In Kenya, the "Action on Fistula" programme, launched in 2014, aims to tackle the problem nationwide. Setting out to help 1,200 women, today it has treated more than 2,500.
Kate Grant, CEO of the Fistula Foundation which funds the programme, said a network of six hospitals had been built around high population areas, where treatment is offered all year round. Surgeons are also being trained.
The initiative works with community groups around the country, as well as a national women's football team, to "kick fistula out of Kenya". The programme is now being replicated in Zambia.
In Ethiopia, after treatment at the Hamlin Fistula Hospital, the world's leading hospital for the condition, women go to a purpose-built village where they learn vocational skills and how to set up their own businesses, said Muna Abdullah, a health system specialist with the UNFPA.

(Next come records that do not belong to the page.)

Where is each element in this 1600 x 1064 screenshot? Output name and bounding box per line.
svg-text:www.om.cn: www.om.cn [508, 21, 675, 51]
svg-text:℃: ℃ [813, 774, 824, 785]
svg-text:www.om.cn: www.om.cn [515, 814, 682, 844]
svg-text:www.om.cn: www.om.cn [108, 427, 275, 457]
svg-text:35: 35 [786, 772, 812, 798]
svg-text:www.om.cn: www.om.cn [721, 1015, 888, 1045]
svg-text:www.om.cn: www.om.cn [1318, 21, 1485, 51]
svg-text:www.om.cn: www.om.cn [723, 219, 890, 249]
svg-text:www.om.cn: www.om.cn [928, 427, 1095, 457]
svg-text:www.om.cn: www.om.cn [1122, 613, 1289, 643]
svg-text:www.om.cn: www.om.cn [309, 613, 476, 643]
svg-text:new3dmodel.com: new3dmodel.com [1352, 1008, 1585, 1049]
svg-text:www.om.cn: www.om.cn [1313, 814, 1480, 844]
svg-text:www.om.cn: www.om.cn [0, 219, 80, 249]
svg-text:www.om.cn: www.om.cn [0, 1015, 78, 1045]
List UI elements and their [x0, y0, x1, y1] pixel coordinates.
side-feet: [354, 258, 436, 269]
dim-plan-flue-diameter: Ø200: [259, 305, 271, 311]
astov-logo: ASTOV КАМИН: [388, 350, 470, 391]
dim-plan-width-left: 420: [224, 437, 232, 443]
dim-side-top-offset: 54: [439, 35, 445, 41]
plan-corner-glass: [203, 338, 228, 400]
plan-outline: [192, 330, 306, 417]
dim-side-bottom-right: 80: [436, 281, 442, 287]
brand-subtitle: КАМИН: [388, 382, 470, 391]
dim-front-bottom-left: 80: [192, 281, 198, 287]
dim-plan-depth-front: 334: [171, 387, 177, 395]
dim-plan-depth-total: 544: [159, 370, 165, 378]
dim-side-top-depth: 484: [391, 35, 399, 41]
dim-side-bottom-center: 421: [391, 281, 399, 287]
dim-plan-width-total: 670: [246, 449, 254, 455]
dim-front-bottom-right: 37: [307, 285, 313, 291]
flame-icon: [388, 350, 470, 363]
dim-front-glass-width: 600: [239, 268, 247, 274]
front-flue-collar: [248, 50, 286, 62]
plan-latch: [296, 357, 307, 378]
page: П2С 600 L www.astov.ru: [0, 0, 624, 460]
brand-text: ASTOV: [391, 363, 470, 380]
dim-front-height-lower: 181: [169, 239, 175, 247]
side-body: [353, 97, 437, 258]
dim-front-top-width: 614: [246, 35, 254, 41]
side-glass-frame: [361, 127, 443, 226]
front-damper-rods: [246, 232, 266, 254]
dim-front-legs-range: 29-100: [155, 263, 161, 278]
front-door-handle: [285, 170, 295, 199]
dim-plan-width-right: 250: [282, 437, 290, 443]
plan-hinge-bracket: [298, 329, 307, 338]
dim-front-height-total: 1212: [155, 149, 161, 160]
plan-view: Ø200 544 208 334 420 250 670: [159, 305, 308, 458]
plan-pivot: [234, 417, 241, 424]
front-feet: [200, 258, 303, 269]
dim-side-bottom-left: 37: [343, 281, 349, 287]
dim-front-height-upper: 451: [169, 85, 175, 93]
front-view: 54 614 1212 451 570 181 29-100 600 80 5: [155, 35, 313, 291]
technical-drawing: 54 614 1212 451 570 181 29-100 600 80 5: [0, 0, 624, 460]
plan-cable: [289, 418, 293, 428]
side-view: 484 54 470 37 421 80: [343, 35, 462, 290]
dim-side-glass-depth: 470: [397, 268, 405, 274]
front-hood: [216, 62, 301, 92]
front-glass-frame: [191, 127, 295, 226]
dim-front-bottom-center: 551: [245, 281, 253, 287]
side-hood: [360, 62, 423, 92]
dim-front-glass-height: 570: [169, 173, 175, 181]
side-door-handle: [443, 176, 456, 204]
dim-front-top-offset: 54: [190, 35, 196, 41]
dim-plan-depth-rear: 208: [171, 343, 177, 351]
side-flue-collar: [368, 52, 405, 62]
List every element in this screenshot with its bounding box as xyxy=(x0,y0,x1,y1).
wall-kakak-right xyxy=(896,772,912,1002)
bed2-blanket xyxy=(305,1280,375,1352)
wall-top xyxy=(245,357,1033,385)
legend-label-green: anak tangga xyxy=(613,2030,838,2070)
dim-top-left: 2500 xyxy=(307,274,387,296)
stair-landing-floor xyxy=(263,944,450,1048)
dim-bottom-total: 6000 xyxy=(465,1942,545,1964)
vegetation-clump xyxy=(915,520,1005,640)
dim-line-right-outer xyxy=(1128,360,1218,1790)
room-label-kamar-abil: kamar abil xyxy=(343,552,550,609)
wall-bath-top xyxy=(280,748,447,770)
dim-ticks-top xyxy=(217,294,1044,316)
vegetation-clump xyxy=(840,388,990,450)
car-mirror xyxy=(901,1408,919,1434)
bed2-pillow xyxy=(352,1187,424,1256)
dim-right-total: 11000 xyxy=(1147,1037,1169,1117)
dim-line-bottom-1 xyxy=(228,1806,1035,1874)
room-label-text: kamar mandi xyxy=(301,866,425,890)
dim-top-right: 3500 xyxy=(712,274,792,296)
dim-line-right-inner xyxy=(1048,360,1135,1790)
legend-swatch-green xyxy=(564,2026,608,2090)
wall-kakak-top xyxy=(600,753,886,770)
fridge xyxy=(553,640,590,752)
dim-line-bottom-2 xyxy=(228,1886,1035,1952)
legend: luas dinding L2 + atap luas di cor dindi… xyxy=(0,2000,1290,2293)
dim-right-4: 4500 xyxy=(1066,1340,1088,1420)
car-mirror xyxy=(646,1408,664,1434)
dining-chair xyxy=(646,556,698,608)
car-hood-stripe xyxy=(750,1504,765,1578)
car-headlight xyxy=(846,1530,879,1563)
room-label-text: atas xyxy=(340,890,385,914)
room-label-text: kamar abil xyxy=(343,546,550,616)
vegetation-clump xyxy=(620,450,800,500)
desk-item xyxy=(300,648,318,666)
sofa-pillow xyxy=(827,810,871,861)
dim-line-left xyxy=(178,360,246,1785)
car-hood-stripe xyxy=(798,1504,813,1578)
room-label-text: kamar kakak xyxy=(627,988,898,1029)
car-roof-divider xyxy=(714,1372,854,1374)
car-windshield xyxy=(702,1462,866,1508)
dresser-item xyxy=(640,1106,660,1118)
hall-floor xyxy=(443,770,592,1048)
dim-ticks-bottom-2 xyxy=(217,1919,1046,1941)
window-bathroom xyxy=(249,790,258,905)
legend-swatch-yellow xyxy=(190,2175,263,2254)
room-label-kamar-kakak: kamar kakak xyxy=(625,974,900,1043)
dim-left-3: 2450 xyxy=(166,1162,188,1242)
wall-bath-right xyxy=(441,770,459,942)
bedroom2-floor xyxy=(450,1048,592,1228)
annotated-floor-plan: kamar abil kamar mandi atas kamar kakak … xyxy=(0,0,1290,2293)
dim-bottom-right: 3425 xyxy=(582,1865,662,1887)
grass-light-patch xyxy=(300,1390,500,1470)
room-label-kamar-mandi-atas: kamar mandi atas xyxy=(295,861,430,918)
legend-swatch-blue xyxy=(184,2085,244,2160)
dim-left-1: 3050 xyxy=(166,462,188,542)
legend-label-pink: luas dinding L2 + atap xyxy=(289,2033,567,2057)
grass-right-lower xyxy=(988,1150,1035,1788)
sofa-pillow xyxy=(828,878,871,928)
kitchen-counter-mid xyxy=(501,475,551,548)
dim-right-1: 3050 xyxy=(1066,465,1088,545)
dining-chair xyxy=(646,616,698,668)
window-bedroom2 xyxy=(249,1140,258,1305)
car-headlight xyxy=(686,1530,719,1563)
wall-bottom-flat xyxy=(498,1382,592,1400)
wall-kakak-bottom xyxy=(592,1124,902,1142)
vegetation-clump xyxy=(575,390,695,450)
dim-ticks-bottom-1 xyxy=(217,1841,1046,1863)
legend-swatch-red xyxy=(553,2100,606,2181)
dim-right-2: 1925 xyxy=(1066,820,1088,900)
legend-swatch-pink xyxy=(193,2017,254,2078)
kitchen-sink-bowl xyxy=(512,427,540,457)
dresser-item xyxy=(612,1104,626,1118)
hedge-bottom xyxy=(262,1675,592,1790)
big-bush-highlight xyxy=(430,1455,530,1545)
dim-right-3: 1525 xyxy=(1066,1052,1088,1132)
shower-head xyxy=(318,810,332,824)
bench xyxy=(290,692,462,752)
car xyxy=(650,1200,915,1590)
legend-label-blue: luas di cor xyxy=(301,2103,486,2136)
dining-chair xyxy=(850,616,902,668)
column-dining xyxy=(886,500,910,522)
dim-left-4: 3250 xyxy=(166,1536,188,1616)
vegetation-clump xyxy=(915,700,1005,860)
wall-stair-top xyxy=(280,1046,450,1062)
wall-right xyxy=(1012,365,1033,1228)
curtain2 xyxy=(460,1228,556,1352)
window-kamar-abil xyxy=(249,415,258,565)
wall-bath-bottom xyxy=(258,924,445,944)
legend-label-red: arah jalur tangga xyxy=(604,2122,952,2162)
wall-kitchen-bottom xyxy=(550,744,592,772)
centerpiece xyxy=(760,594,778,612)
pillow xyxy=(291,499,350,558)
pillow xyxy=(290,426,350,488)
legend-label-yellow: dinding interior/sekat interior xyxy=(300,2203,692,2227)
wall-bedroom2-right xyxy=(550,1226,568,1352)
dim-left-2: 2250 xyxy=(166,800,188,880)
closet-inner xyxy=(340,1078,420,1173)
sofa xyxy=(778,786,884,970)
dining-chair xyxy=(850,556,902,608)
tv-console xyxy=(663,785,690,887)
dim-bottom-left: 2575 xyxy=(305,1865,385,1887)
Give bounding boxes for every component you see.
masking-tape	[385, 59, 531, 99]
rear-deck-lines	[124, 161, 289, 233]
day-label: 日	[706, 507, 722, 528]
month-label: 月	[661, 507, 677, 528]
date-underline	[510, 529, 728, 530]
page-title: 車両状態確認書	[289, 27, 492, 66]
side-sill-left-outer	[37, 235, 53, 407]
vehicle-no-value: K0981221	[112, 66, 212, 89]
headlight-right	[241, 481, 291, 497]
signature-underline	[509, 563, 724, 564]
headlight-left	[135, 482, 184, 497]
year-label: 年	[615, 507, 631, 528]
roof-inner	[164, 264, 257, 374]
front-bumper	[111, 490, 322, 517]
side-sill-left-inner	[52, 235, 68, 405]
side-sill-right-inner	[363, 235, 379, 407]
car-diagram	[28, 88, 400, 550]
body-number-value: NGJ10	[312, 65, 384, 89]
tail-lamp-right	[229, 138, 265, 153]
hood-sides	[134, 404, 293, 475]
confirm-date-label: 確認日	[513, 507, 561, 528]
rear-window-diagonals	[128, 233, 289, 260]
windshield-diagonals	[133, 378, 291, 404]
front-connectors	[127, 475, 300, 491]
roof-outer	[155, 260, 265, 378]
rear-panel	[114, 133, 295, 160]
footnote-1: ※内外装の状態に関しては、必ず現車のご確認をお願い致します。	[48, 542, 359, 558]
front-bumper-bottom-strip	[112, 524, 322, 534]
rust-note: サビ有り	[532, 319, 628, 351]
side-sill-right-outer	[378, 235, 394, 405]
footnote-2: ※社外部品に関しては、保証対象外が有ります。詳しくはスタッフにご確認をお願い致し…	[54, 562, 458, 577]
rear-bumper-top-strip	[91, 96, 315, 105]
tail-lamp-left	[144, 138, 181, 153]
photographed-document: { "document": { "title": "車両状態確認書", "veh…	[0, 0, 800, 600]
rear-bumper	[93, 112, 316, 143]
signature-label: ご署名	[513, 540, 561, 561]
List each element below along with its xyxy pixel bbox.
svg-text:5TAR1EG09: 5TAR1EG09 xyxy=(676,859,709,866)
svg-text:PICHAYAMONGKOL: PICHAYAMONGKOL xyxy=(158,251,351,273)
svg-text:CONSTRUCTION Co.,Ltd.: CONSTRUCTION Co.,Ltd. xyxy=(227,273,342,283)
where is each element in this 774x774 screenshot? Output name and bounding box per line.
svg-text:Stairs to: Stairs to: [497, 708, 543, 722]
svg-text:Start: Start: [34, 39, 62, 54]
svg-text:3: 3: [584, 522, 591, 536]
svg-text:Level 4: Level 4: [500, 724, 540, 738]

The hospital, set up by Nobel Prize-nominated surgeon Catherine Hamlin, also trains fistula surgeons and runs an internationally accredited midwifery school.
"The Hamlin Fistula Hospital has come closest to eradicating it in one country - but that's 30 years of work," said Boyle, urging African governments to invest more in maternal health.
While there may be no silver bullet, Boyle is optimistic that fistula can be eradicated in Africa.
"Look at... the US, the UK - they've done it," she said.